Un grande paese con le ali

 Un grande paese con le ali  QUO-111
19 maggio 2021

Alle prove si presentò in anticipo. Per l’edizione della Notte della Taranta dell’agosto 2004 avevo dato vita a un’orchestra molto originale composta da strumenti popolari: circa una settantina di strumentisti, fra cui decine di organetti, zampogne, chitarre battenti, mandole e mandolini, ghironde, violini e poi tanti tamburelli e percussioni. Avevo voluto mettere sul palco tutto il territorio del Salento scegliendo con Sergio Torsello musicisti e cantanti provenienti da ogni piccolo centro della provincia di Lecce: era un grande paese con le ali la mia orchestra. C’era molta attesa per le prove generali e sopratutto per il suo arrivo.

Come in ogni progetto visionario c’erano tanti buchi ancora da riempire e questo mi preoccupava. Temevo la reazione di questo gruppo così eterogeneo e poco esperto a suonare di fronte ad un personaggio così importante che, nonostante tutte le difficoltà insite nel progetto, aveva accettato di interpretare dei canti popolari in dialetto, spinto dalla sua naturale generosità e dal suo entusiasmo. Ma appena andai incontro a salutarlo il mio malessere svanì.

Franco Battiato, accompagnato da Giovanni Lindo Ferretti, all’epoca mio sodale in quell’impresa e suo grande amico, incominciò a salutare calorosamente tutti i musicisti. Non aveva mai visto tanti strumenti popolari insieme e questo lo elettrizzava. Tutti gli orchestrali erano emozionati e commossi per le belle parole con cui Franco si era presentato. Iniziammo così a concertare i brani in programma senza timori e come per incanto l’orchestra girò con scioltezza ed energia su un ritmo incalzante che in pochi minuti riuscì a contagiare tutti i presenti. Franco ci aveva uniti.
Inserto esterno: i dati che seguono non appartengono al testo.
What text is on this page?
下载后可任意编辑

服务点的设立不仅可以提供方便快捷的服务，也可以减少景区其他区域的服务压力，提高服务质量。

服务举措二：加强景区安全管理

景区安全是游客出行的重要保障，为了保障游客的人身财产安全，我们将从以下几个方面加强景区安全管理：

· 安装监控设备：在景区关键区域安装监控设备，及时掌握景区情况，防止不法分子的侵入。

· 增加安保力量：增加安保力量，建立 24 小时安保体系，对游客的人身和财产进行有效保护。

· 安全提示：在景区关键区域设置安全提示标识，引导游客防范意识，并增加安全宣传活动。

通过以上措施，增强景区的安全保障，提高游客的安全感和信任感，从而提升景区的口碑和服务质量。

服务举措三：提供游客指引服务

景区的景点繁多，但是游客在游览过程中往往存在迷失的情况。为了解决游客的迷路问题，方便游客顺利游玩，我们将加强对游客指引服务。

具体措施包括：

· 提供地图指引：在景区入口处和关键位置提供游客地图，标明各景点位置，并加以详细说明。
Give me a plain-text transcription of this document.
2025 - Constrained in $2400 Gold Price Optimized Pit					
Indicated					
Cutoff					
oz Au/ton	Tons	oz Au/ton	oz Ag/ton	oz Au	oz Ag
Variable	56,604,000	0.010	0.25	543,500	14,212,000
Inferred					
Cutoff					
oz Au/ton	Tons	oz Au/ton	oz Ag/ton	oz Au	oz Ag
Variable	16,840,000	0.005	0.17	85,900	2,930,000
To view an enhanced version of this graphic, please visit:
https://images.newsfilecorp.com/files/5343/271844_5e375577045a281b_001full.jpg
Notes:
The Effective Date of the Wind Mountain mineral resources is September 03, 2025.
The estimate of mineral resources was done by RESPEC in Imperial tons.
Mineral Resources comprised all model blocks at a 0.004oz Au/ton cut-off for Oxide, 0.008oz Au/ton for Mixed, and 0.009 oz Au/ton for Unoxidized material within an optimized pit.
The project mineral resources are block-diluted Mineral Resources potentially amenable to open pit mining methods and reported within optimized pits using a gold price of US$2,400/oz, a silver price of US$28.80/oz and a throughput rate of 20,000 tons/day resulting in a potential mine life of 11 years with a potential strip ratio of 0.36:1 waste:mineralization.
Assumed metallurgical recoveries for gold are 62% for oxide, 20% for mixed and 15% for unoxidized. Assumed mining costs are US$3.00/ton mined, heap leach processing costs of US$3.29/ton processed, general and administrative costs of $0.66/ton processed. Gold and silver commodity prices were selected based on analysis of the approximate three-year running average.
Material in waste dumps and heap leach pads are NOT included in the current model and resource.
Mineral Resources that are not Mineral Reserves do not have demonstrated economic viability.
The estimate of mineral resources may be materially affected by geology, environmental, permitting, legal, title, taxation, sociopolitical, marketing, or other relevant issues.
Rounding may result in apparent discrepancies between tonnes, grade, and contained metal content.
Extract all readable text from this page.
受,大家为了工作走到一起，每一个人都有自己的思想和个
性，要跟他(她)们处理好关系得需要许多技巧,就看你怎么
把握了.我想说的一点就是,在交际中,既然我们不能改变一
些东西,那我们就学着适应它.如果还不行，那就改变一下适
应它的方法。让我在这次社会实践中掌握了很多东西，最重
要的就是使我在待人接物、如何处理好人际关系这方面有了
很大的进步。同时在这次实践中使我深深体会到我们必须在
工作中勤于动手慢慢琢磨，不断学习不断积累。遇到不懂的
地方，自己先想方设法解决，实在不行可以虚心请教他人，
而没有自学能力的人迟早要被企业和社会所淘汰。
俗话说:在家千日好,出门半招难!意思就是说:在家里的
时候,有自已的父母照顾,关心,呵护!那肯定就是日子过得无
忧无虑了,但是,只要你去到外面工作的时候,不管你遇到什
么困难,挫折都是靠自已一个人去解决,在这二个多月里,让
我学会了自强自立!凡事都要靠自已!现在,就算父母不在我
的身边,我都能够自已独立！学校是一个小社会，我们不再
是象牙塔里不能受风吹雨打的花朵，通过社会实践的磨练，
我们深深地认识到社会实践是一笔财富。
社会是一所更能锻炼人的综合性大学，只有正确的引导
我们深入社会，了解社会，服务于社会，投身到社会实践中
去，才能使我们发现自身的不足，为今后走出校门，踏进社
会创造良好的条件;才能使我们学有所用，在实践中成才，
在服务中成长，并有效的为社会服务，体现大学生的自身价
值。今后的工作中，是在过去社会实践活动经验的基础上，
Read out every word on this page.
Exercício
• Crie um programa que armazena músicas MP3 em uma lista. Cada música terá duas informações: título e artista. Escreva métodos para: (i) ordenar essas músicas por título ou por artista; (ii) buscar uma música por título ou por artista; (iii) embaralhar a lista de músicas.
Con le sue parole e la sua eleganza da galantuomo meridionale ci aveva contagiato diventando il nostro “centro di gravità” permanente. Tanto che l’indomani, al Concertone, la sua energia fu così contagiosa che tutto il pubblico lo acclamò decretando il successo straordinario di quella iniziativa. Un’edizione che rappresentò una svolta nella storia di quel festival.

Ricordo che prima del concerto ci fermammo a parlare in camerino con Manlio Sgalambro sul valore della tradizione popolare e del suo potere fascinatorio. Franco citava testi tratti da culture e saperi diversi ma aveva un’attenzione specifica alla sua terra siciliana. Conosceva tutte le raccolte ottocentesche di canti popolari con un’attenzione particolare a quelle del Pitrè e del Favara. A un certo punto il nostro dialogare ci portò a parlare del valore simbolico dei luoghi e in particolare di quei territori (come il Salento) sospesi tra mare e distese di ulivi, in cui secondo un’arcaica credenza ogni angolo può offrire il senso della presenza o della manifestazione di qualcosa di sacro che l’uomo avverte o può avvertire, a qualsiasi tipo di religione appartenga.

Le sue parole curarono l’ansia che mi divorava per lo spettacolo che da lì a pochi minuti avrebbe avuto inizio rendendomi sicuro e generoso di fronte a un muro umano di ottantamila persone che volevano vivere una notte calda di musica e di gioia per la vita. «Damme ‘na mano e tienimela forte, così fino alla morte e non mi abbandonare». Così cantò Franco quella notte e così voglio ricordarlo ora che ci ha lasciato.